Die Illusionsfischgruppe beginnt, die Illusionen aufzulösen und lässt den klaren Ozean erneut erscheinen. Der Anführer der Illusionsfische zeigt sich neugierig. „Du bist kein Feind?” Cian schüttelt den Kopf. „Ich bin nur ein Reisender, der sein eigenes Gute sucht.”

Die Illusionsfische ziehen sich langsam zurück, Cian platziert den kleinen Schneiderfisch vor der Träne des Glühlichts. Die Perle strahlt ein sanftes Licht aus, das bläuliche Lichtsträhnen wirbelt von der Perle auf, um den kleinen Fisch zu umhüllen und seine Wunden zu heilen. Der kleine Schneiderfisch erlangt seine Vitalität zurück und schwimmt schnell um Cian herum.

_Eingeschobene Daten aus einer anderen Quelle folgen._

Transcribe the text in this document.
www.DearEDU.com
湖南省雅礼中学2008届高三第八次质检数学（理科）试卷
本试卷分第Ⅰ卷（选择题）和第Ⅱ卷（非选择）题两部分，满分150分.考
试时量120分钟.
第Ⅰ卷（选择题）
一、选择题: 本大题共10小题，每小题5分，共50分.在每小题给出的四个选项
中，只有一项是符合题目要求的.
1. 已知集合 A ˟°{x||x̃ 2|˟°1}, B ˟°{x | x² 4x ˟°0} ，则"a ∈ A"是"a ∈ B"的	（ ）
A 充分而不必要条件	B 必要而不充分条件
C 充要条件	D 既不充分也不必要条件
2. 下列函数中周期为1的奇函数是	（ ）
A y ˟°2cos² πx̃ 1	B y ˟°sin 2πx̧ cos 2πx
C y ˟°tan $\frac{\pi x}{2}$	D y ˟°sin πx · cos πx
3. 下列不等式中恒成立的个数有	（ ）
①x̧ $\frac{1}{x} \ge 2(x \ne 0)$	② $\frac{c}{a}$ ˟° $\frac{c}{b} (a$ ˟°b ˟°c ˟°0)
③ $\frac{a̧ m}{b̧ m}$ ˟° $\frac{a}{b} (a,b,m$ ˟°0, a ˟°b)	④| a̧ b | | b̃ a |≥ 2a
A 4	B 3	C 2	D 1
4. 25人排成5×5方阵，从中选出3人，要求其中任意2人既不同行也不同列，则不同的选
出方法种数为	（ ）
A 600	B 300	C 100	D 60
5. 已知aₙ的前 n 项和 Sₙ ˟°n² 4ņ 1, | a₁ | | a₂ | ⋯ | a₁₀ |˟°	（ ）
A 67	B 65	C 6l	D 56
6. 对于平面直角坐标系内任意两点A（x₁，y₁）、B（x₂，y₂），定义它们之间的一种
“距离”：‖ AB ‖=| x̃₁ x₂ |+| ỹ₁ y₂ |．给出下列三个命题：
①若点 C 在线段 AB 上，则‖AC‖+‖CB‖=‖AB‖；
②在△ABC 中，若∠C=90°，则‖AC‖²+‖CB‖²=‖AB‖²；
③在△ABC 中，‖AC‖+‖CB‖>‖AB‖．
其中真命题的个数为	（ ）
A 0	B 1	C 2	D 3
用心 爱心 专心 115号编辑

Cian bemerkt, dass das Licht in seinen Augen heller wird, eine Erkenntnis über sich selbst und die Güte des Ozeans. Er spürt eine Verbindung zu seinem Inneren und dem gesamten Strom, als hätte er die Fähigkeit erlangt, alles zu verstehen.

Als sie den Korallenturm verlassen, zeichnen die Illusionsfische heimlich Lichtpfade in die Strömung, um Cian und Noruxi sicher aus dem Abgrund zu führen. Während sie sie auf ihrem Weg beobachten, sagt der Älteste der Illusionsfische leise: „Vielleicht ist das die Art und Weise, wie der Ozean Licht hervorbringt – indem er Güte an die weitergibt, die wirklich bereit sind, an andere zu denken.”

Als sie zurück zu den großen Strömungen des Ozeans kehren, färbt der Sonnenuntergang den Himmel rot, und Cian und Noruxi rasen über die Wellen, der kleine Schneiderfisch auf dem Rücken des Riesenfischs spritzt Wasser, als würde er diese Reise feiern. Cian sieht, wie sein Schatten sich lang auf der Wasseroberfläche zieht, und in ihm erwacht ein Gefühl von Zufriedenheit, Wärme und unbeschreiblichem Frieden. Er weiß, dass in diesem azurblauen Strom unzählige Geschichten darauf warten, durch Güte erleuchtet zu werden, und jedes Abenteuer das Potenzial hat, die Augen mit dem Licht der Erkenntnis zum Strahlen zu bringen.

Cian blickt wieder auf den endlosen Himmel des Ozeans, voller Vertrauen. „Solange man Gutes im Herzen hat, wird man auch in schwierigen Zeiten sein eigenes Licht finden.” Gemeinsam mit Noruxi und dem kleinen Schneiderfisch jubeln sie in einem Chor und ihre Geschichte blüht im Schaum der Wellen auf, ewig im weiten Bereich des Ozeans verankert.